Gift 4: Hope That Lasts
Blessed are those who trust in the LORD, whose trust is the LORD.
They shall be like a tree planted by water sending out its roots by the stream. It shall not fear when heat comes, and its leaves shall stay green; in the year of drought it is not anxious, and it does not cease to bear fruit.
Jeremiah 17:7-8
One day while on retreat in New Mexico, I made a trek across a barren stretch and up a difficult slope to stand on top of a high mesa. As I walked, the whole area seemed desolate and empty. But once atop the mesa I got another view. From there, in the distance I could see the outline of a currently dry river bed. It was easily visible because all along its dry banks, life abounded. From high above, the river bed was like a ribbon of green and gold. In the brilliant sunshine, green and gold leaves fluttered on trees and shrubs, whose roots stretched out to be watered by the stream when the rains came. These roots must have gone deep to sustain such abundant life even during a long, dry season.

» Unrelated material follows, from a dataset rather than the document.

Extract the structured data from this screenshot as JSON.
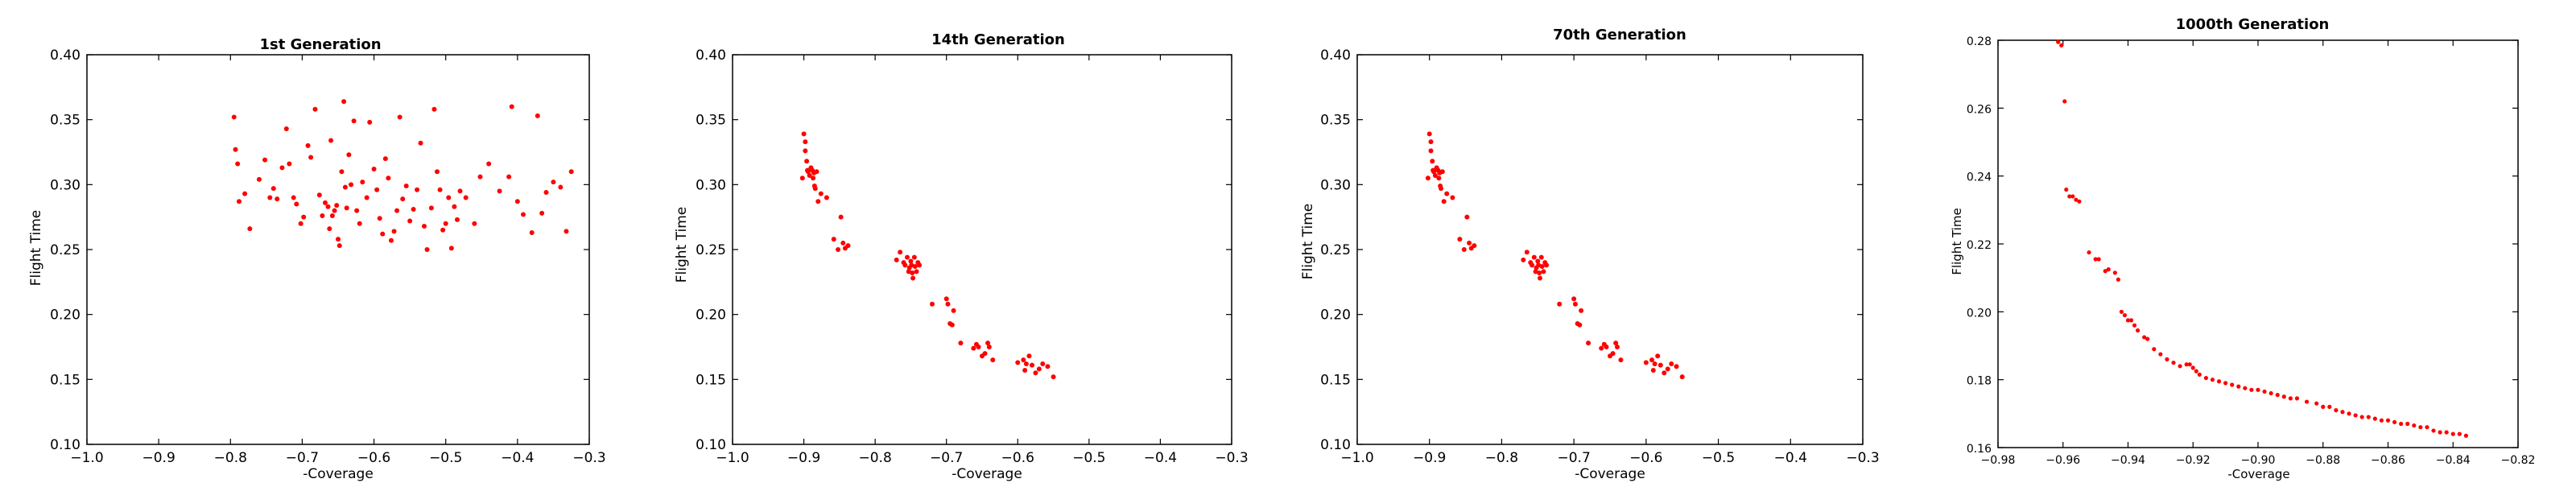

Advent is a time to sink our spiritual roots deep, to let them stretch out to God, the source of all life. Because we are thus connected with God, we too can be sources of life to others in the way we live our daily life. Christmas is not only the season of receiving gifts; it is even more so the season of taking delight in giving to others. We emulate what God has done for us and in that we find our deepest joy. Let us prepare, then, to be generous in offering our family, coworkers, and neighbors spiritual gifts such as patience, prudence, encouragement, counsel, faith, hope, and love.
There’s a spiritual adage that says, “You can’t give what you haven’t got.” The gift offered during this last week of Advent is the gift of hope. Let us drink deeply of the spiritual gift of hope that God offers us. Then we can cherish within us the spirit of Christmas and bring to others the blessings of the Christ Child every day of the year.
We can easily become impatient with God and with one another. Living in hope means being willing to live courageously day to day. The signs of change in us will most likely be subtle. Living in hope means that while Jesus has already come, we are still in the process of letting him complete the journey into our hearts.